Too many people are dying as a result of a lack of access to
healthcare. When we take a look at the numbers, there are disparities
in terms of increases in Alzheimer's, substance abuse, mental health
conditions, and chronic health conditions like blood pressure,
diabetes, kidney failure, respiratory failure--all of these things.
[[Page H5975]]
To me, when I read this article and all the problems they cite--lack
of facilities, lack of professionals, too many of the young ones
leaving their community to go to work in the United States or take on
other professions--this was a cautionary tale to all of rural and
remote America that if we don't get our act together soon in our States
and our territories to make sure that no matter where you live in this
great country, especially in rural and remote America that makes up
over 97 percent of this great country's land mass, we will continue to
see people die.
The stakes could not be higher when it comes to making sure that the
Bipartisan Rural Health Caucus continues to stay together and fight for
those most basic things for every single one of our constituents.
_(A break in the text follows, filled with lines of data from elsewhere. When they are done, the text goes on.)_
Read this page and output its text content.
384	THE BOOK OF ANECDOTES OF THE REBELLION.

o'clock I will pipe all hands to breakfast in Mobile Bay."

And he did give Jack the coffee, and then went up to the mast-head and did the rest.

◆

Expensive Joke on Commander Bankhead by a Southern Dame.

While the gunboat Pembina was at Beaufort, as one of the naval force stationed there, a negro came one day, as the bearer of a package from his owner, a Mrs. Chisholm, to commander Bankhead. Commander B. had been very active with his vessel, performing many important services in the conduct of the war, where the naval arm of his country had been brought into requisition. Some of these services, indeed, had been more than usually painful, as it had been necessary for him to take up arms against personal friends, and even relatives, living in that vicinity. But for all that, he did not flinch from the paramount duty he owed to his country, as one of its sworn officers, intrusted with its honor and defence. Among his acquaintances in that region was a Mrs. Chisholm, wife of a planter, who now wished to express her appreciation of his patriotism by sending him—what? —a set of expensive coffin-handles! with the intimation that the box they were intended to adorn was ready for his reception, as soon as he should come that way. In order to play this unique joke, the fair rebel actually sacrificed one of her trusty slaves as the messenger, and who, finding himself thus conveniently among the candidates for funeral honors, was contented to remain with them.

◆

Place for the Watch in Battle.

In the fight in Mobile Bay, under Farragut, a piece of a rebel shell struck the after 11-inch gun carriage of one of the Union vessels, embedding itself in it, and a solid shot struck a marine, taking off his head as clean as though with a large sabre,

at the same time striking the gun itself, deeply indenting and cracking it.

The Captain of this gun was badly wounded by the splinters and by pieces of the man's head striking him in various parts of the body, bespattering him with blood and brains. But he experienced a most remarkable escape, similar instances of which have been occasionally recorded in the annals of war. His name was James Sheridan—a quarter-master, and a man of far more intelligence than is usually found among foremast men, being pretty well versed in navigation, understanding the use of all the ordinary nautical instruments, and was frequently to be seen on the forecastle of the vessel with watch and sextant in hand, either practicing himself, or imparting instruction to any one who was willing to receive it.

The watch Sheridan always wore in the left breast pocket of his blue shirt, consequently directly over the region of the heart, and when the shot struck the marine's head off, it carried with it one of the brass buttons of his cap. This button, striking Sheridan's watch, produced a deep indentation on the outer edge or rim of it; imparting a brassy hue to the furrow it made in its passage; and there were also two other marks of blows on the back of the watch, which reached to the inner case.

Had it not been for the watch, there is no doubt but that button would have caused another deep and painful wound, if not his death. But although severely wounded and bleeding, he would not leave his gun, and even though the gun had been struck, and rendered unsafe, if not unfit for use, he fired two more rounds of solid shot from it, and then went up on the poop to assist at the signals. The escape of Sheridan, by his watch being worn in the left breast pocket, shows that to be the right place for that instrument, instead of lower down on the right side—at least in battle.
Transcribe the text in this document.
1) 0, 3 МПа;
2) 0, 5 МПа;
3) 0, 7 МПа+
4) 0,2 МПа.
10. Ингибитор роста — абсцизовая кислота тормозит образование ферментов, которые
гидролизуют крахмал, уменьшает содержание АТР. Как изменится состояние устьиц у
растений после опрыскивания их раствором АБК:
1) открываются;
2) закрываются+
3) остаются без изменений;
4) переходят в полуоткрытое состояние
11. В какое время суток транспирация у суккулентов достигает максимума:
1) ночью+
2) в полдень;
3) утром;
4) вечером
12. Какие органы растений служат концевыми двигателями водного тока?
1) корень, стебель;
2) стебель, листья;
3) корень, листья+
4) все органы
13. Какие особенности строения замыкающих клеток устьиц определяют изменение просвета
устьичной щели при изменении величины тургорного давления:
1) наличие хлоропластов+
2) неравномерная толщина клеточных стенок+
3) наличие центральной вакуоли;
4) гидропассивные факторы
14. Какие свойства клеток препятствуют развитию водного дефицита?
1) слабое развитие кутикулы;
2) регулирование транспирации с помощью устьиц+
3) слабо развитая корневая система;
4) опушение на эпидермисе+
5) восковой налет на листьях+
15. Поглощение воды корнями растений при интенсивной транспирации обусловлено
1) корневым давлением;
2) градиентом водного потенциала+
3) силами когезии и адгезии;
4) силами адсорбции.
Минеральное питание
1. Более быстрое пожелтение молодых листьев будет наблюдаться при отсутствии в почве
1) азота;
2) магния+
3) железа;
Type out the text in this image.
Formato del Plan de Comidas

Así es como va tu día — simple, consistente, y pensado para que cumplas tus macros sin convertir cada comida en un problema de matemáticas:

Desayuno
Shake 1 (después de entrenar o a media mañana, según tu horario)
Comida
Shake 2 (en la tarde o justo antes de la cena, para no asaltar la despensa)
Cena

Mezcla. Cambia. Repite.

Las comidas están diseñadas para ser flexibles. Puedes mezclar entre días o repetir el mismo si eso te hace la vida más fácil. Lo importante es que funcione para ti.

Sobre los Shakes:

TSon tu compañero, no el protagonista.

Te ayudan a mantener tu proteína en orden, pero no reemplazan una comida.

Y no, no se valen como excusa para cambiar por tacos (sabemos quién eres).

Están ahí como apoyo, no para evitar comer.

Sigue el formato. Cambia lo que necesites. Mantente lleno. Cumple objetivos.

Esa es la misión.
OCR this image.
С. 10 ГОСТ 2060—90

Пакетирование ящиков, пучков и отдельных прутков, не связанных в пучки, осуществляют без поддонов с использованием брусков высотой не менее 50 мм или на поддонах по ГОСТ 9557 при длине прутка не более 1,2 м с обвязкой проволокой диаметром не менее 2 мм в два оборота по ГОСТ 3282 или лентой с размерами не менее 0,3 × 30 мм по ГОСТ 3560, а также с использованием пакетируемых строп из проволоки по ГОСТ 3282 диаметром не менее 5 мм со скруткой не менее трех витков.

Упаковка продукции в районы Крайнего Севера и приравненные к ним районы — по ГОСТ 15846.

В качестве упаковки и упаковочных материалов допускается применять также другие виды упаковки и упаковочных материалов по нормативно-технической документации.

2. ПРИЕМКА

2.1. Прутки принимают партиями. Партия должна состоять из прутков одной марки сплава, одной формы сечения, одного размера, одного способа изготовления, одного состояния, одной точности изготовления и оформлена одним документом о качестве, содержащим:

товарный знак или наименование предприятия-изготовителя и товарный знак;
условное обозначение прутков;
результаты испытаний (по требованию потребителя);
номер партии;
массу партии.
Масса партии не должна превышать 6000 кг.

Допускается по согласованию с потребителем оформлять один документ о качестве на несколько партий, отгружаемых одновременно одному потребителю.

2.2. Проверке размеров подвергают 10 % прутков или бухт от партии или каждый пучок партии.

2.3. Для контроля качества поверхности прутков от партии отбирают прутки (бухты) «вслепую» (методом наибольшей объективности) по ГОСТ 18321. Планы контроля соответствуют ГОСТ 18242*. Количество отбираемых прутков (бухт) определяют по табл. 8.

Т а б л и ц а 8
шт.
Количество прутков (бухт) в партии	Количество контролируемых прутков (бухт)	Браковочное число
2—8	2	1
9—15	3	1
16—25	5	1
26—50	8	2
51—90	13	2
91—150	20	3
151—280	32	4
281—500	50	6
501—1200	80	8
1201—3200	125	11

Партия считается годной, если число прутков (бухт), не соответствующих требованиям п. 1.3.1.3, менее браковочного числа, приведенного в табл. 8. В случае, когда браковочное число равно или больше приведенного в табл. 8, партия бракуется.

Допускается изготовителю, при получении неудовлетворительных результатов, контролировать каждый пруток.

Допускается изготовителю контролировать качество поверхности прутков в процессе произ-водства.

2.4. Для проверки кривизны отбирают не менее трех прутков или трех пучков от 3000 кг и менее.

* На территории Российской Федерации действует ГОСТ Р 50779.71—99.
No
matter where you live, no matter what district, each one has a touch of
rural. We need to make sure that the healthcare access and mental
health services they need will be there for them when they need it.
Mr. Speaker, I thank you for allowing us this critically important
Special Order hour to highlight rural health in our country. I look
forward to working very closely with all of my colleagues to make sure
that rural America has the healthcare that they need and deserve.
Mr. Speaker, I yield back the balance of my time.